I don't know of anyone who advocates what you characterize here as "pure VC". The only VC I know is what you describe as "RVC". VC definitely "allows for bicycles as slow-moving, non-motorized vehicles". That is certainly the VC that is described in books like John Forester's Effective Cycling and John Franklin's Cyclecraft (though Franklin does not call it VC, he is describing the same thing as Forester).

The point is that the same vehicular rules and rights apply to both cyclists and faster vehicle drivers, however they tend to apply a little bit differently to cyclists because cyclists fall in the category of slower traffic much more often than do motor vehicle drivers. So those rules that apply to slower drivers apply to cyclists more often (in particular, between intersections, slower traffic keeps to the right), but all the other rules apply the same.
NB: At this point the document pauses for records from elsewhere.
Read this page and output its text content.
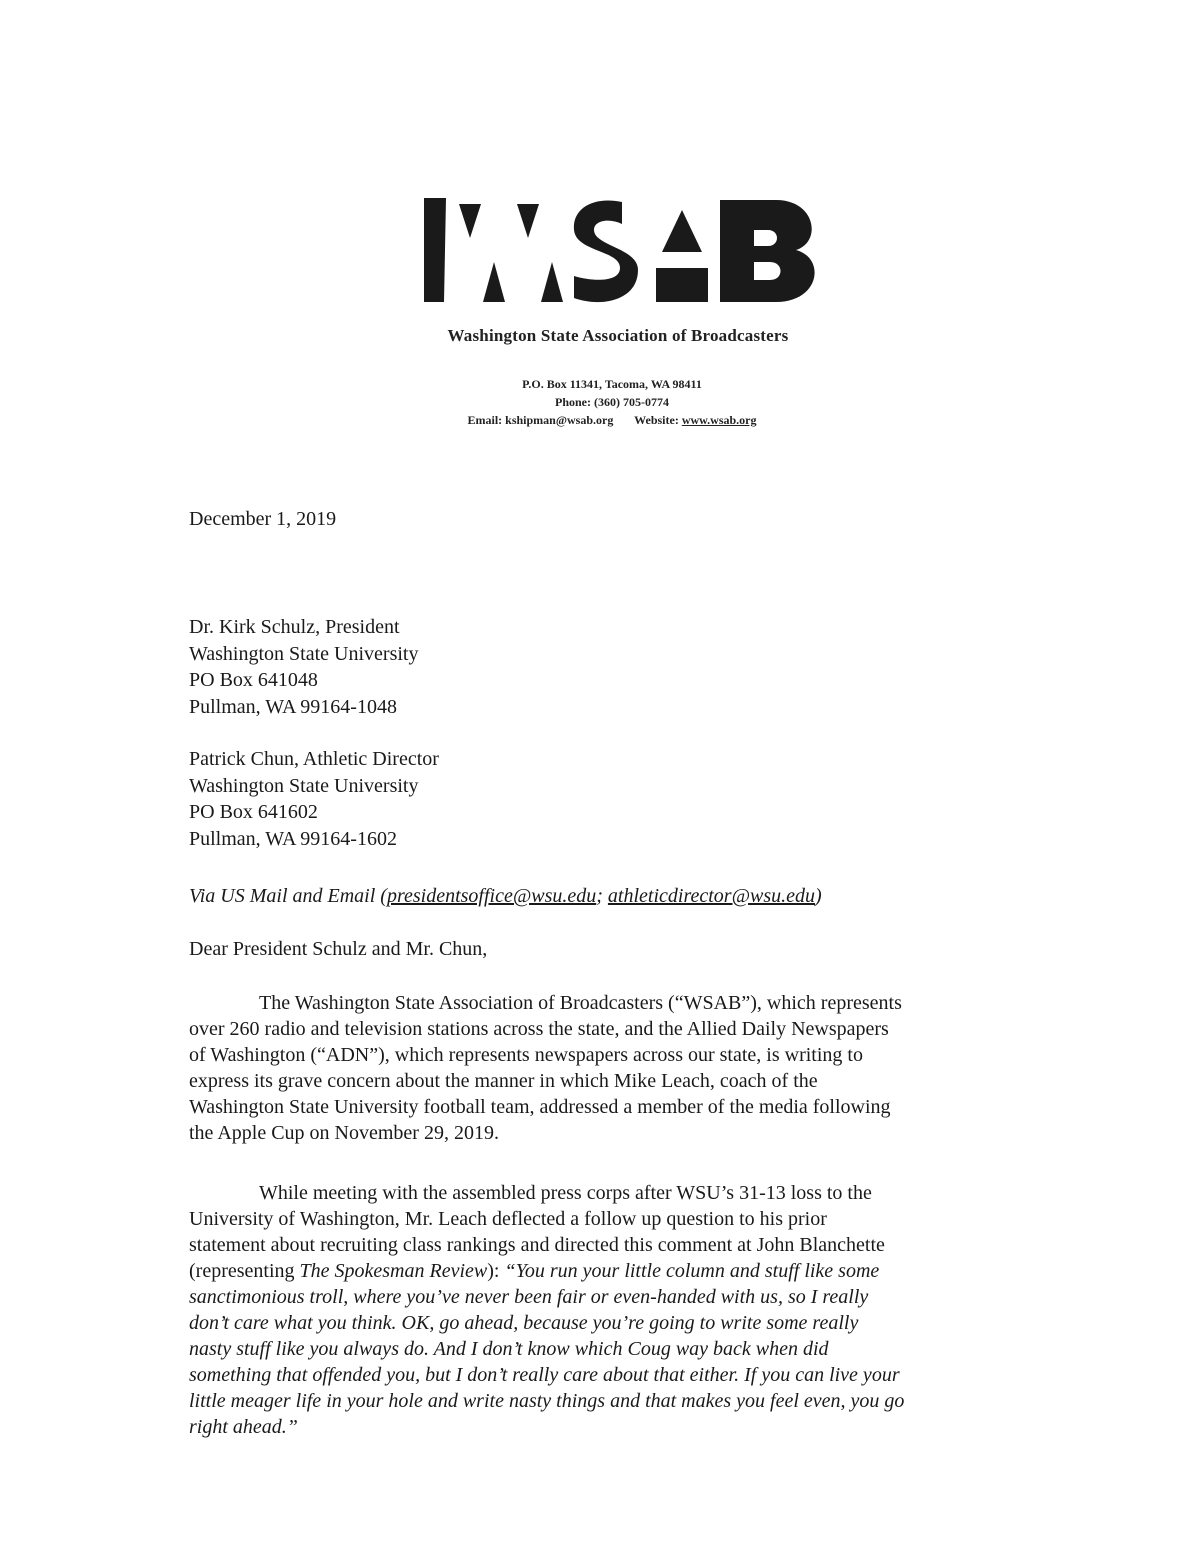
WSAB
Washington State Association of Broadcasters
P.O. Box 11341, Tacoma, WA 98411
Phone: (360) 705-0774
Email: kshipman@wsab.org Website: www.wsab.org
December 1, 2019
Dr. Kirk Schulz, President
Washington State University
PO Box 641048
Pullman, WA 99164-1048
Patrick Chun, Athletic Director
Washington State University
PO Box 641602
Pullman, WA 99164-1602
Via US Mail and Email (presidentsoffice@wsu.edu; athleticdirector@wsu.edu)
Dear President Schulz and Mr. Chun,
The Washington State Association of Broadcasters (“WSAB”), which represents
over 260 radio and television stations across the state, and the Allied Daily Newspapers
of Washington (“ADN”), which represents newspapers across our state, is writing to
express its grave concern about the manner in which Mike Leach, coach of the
Washington State University football team, addressed a member of the media following
the Apple Cup on November 29, 2019.
While meeting with the assembled press corps after WSU’s 31-13 loss to the
University of Washington, Mr. Leach deflected a follow up question to his prior
statement about recruiting class rankings and directed this comment at John Blanchette
(representing The Spokesman Review): “You run your little column and stuff like some
sanctimonious troll, where you’ve never been fair or even-handed with us, so I really
don’t care what you think. OK, go ahead, because you’re going to write some really
nasty stuff like you always do. And I don’t know which Coug way back when did
something that offended you, but I don’t really care about that either. If you can live your
little meager life in your hole and write nasty things and that makes you feel even, you go
right ahead.”
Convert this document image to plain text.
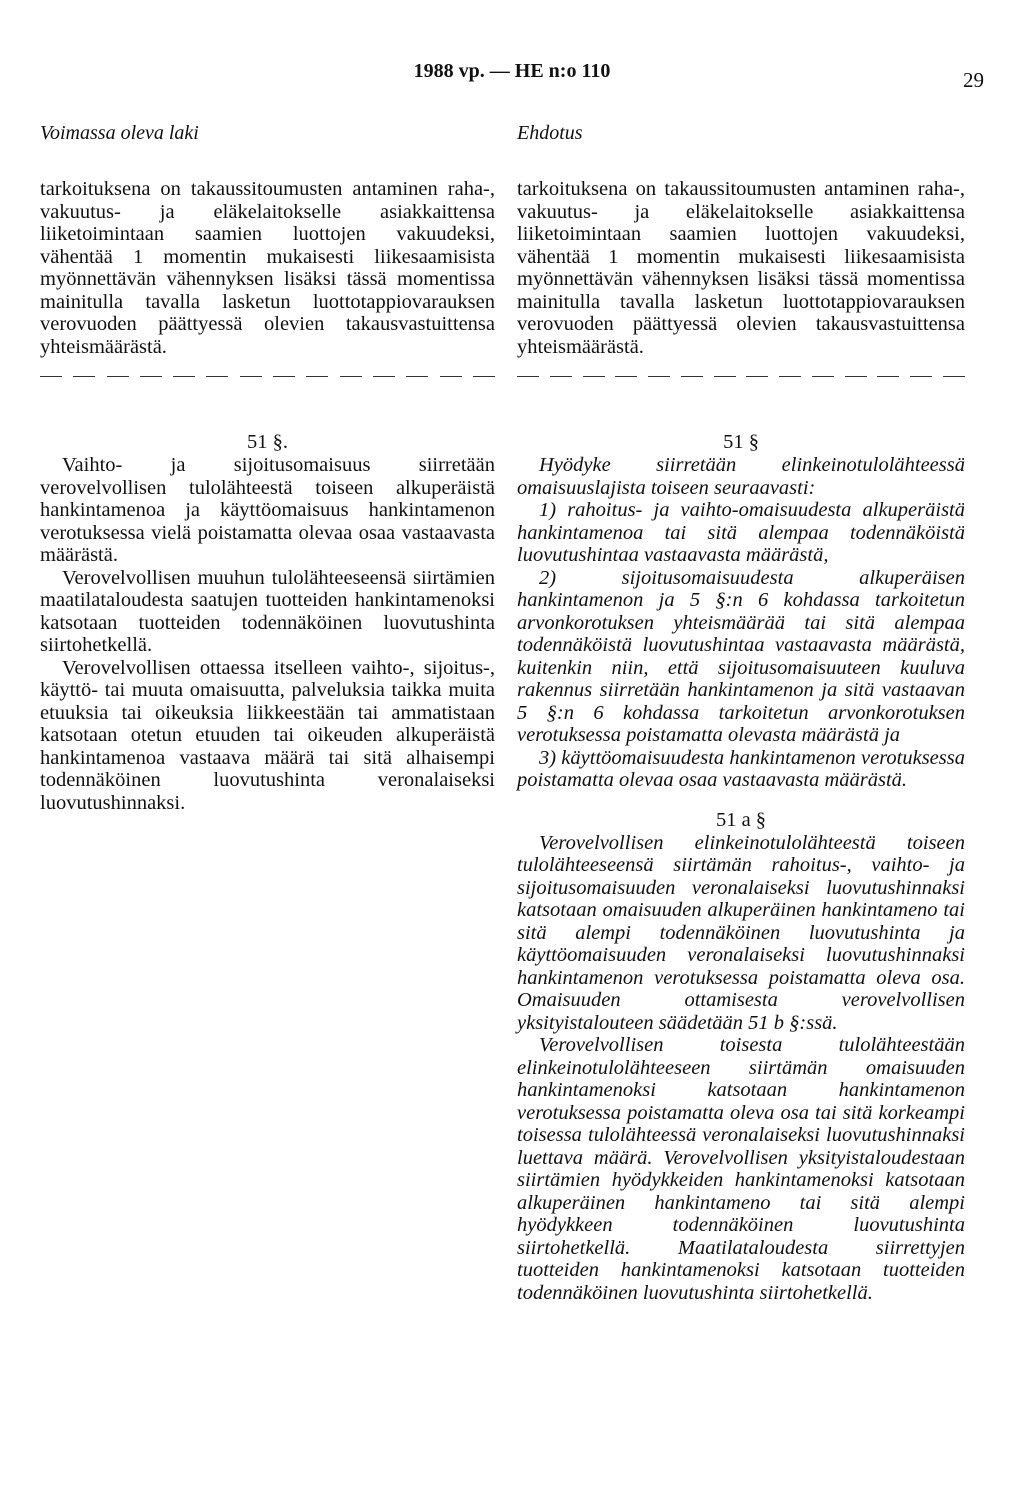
1988 vp. — HE n:o 110	29
Voimassa oleva laki

tarkoituksena on takaussitoumusten antaminen raha-, vakuutus- ja eläkelaitokselle asiakkaittensa liiketoimintaan saamien luottojen vakuudeksi, vähentää 1 momentin mukaisesti liikesaamisista myönnettävän vähennyksen lisäksi tässä momentissa mainitulla tavalla lasketun luottotappiovarauksen verovuoden päättyessä olevien takausvastuittensa yhteismäärästä.

51 §.

Vaihto- ja sijoitusomaisuus siirretään verovelvollisen tulolähteestä toiseen alkuperäistä hankintamenoa ja käyttöomaisuus hankintamenon verotuksessa vielä poistamatta olevaa osaa vastaavasta määrästä.

Verovelvollisen muuhun tulolähteeseensä siirtämien maatilataloudesta saatujen tuotteiden hankintamenoksi katsotaan tuotteiden todennäköinen luovutushinta siirtohetkellä.

Verovelvollisen ottaessa itselleen vaihto-, sijoitus-, käyttö- tai muuta omaisuutta, palveluksia taikka muita etuuksia tai oikeuksia liikkeestään tai ammatistaan katsotaan otetun etuuden tai oikeuden alkuperäistä hankintamenoa vastaava määrä tai sitä alhaisempi todennäköinen luovutushinta veronalaiseksi luovutushinnaksi.

Ehdotus

tarkoituksena on takaussitoumusten antaminen raha-, vakuutus- ja eläkelaitokselle asiakkaittensa liiketoimintaan saamien luottojen vakuudeksi, vähentää 1 momentin mukaisesti liikesaamisista myönnettävän vähennyksen lisäksi tässä momentissa mainitulla tavalla lasketun luottotappiovarauksen verovuoden päättyessä olevien takausvastuittensa yhteismäärästä.

51 §

Hyödyke siirretään elinkeinotulolähteessä omaisuuslajista toiseen seuraavasti:

1) rahoitus- ja vaihto-omaisuudesta alkuperäistä hankintamenoa tai sitä alempaa todennäköistä luovutushintaa vastaavasta määrästä,

2) sijoitusomaisuudesta alkuperäisen hankintamenon ja 5 §:n 6 kohdassa tarkoitetun arvonkorotuksen yhteismäärää tai sitä alempaa todennäköistä luovutushintaa vastaavasta määrästä, kuitenkin niin, että sijoitusomaisuuteen kuuluva rakennus siirretään hankintamenon ja sitä vastaavan 5 §:n 6 kohdassa tarkoitetun arvonkorotuksen verotuksessa poistamatta olevasta määrästä ja

3) käyttöomaisuudesta hankintamenon verotuksessa poistamatta olevaa osaa vastaavasta määrästä.

51 a §

Verovelvollisen elinkeinotulolähteestä toiseen tulolähteeseensä siirtämän rahoitus-, vaihto- ja sijoitusomaisuuden veronalaiseksi luovutushinnaksi katsotaan omaisuuden alkuperäinen hankintameno tai sitä alempi todennäköinen luovutushinta ja käyttöomaisuuden veronalaiseksi luovutushinnaksi hankintamenon verotuksessa poistamatta oleva osa. Omaisuuden ottamisesta verovelvollisen yksityistalouteen säädetään 51 b §:ssä.

Verovelvollisen toisesta tulolähteestään elinkeinotulolähteeseen siirtämän omaisuuden hankintamenoksi katsotaan hankintamenon verotuksessa poistamatta oleva osa tai sitä korkeampi toisessa tulolähteessä veronalaiseksi luovutushinnaksi luettava määrä. Verovelvollisen yksityistaloudestaan siirtämien hyödykkeiden hankintamenoksi katsotaan alkuperäinen hankintameno tai sitä alempi hyödykkeen todennäköinen luovutushinta siirtohetkellä. Maatilataloudesta siirrettyjen tuotteiden hankintamenoksi katsotaan tuotteiden todennäköinen luovutushinta siirtohetkellä.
The RVC approach still gives bicycles the right to travel on the road. Yet, there must be standardization of the interactions between cyclists and motorists. This is done by a combination of education and appropriate facilities, which may include bicycle lanes.
The "standardization of the interactions between cyclists and motorists" is already established by standard vehicular rules of the road. It works great, it really does.

It is the treating cyclists as a separate class, with a modified set of rules, and separated facilities, is what complicates and muddles the interactions between cyclists and motorists.